Paperhouse: on darkness
Minimal techno, black metal, witch house, goth: They are all some of my favorite music genres, but they’re also some of the bleakest. While reviewing end-of-the-year lists from a slew of magazines, it appears that I am not the only one who has become obsessed with darkness. In the past decade, many genres of music have begun shifting toward dark, sluggish, and spooky themes. All of this begs the question: Why has our culture, or at the very least our musicians, become obsessed with darkness?
Darkness in music is nothing new: The ’80s, for example, were dominated by post-punk and were dark in their own right. But it’s been over 20 years since darkness has been in vogue. Perhaps music is finally becoming a reflection of the global trauma evident in the news: oil spills, economic ruin, riots, revolutions, tsunamis.
As cultural analyst Simon Reynolds points out in his 2011 book Retromania, trauma induces repetition and regression, or hyperstasis. Reynolds implies that while we appear to be moving somewhere, we are actually staying in the same spot or even traveling backwards. In this state of hyperstasis, the past is perpetually reanimated into present culture. This results in individuals exhibiting an aching nostalgia for even the most irrational sorts of retromania.
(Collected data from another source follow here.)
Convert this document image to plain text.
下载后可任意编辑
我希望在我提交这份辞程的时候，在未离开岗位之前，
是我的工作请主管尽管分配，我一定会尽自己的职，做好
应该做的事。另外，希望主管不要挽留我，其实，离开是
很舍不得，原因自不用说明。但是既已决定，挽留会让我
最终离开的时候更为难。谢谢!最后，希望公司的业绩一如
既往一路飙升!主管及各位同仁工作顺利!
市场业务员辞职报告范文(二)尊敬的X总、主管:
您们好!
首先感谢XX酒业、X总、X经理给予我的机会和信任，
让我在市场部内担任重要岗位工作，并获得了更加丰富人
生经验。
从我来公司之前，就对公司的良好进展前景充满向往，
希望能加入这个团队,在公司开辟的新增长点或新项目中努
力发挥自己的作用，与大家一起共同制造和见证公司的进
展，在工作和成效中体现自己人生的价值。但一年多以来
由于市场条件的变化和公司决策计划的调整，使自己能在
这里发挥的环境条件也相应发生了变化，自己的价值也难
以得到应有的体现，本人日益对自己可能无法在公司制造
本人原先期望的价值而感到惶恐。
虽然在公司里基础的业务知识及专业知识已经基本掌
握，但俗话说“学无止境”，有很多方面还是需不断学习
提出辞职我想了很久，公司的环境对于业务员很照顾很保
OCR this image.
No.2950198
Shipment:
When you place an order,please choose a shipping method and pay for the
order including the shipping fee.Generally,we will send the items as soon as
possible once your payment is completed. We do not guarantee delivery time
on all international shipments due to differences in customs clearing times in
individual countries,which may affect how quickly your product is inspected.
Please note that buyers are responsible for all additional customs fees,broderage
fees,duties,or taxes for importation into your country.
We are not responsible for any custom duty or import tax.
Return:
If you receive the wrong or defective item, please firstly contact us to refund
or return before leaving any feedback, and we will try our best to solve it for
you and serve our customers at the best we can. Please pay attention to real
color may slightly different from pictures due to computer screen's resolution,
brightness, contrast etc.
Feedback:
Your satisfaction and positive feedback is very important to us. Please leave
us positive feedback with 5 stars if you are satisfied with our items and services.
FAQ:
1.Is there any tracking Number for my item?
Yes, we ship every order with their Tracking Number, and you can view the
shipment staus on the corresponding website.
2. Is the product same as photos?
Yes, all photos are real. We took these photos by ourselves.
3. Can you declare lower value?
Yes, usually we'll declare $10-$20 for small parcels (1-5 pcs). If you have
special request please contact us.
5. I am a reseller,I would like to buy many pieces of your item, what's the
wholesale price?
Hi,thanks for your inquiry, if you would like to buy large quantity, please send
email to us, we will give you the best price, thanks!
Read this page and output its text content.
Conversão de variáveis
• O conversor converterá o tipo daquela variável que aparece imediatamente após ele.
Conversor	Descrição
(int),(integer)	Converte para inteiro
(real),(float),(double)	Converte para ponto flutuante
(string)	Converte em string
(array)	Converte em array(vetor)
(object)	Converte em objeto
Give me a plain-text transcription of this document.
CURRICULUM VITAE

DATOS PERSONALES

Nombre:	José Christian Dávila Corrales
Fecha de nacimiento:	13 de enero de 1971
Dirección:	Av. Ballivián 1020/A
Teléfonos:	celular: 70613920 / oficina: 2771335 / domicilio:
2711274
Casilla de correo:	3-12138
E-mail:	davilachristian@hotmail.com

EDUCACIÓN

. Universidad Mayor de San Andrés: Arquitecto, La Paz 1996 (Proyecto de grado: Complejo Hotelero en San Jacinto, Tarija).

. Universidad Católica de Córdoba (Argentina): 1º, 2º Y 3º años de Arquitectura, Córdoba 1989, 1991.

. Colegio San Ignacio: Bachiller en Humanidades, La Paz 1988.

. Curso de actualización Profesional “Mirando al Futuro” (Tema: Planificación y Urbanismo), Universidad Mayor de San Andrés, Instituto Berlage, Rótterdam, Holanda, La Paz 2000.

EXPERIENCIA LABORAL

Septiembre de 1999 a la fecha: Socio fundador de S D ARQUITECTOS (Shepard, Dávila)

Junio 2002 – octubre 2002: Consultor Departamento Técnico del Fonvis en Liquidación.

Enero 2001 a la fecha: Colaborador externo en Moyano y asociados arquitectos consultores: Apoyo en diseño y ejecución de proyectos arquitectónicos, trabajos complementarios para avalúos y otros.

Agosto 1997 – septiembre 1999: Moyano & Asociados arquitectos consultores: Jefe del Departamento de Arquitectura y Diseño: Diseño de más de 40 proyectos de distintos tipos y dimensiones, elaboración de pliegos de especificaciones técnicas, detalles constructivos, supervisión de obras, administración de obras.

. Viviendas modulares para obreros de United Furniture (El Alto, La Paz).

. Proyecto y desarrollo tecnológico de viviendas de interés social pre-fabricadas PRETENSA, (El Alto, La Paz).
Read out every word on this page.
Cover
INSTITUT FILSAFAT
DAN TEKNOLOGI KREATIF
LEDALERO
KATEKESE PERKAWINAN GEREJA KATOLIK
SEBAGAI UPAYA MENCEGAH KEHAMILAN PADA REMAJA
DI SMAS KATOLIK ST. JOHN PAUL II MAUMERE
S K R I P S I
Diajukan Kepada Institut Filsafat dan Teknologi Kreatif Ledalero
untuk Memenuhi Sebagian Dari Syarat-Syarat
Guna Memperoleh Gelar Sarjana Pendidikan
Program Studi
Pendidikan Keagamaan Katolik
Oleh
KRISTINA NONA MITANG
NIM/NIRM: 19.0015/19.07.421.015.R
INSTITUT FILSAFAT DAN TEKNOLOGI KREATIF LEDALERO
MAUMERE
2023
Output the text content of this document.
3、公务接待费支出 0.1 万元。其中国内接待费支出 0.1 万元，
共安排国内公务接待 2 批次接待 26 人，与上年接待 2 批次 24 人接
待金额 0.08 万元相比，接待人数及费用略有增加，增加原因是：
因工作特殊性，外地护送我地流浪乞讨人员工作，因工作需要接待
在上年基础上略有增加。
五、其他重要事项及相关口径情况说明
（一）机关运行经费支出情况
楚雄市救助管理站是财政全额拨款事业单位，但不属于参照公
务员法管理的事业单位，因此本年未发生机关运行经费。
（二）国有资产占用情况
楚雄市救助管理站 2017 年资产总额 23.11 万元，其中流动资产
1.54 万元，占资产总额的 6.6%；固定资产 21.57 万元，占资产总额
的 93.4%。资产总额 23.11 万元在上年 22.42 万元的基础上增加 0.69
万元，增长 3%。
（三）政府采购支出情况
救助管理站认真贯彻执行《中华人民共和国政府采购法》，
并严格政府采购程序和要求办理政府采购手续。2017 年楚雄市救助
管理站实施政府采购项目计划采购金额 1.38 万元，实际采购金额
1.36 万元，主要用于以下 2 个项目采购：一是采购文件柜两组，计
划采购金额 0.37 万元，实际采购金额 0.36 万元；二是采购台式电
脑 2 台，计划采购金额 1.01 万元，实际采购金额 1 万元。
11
As a result of global trauma, a large portion of the music being produced today seems to be haunted by the past. It is in music that we are seeing a distinctive reaction to the political and economic atmosphere of the world. This sort of sluggish and spooky music is not like the ’80s music that was dark for the sake of being dark, but rather is a result of social, political, cultural, and environmental shocks. Musicians today are taking ideas and styles from the past and are reworking them to become a reflection of the present. The world isn’t a good place right now, but the darkest hour is just before the dawn.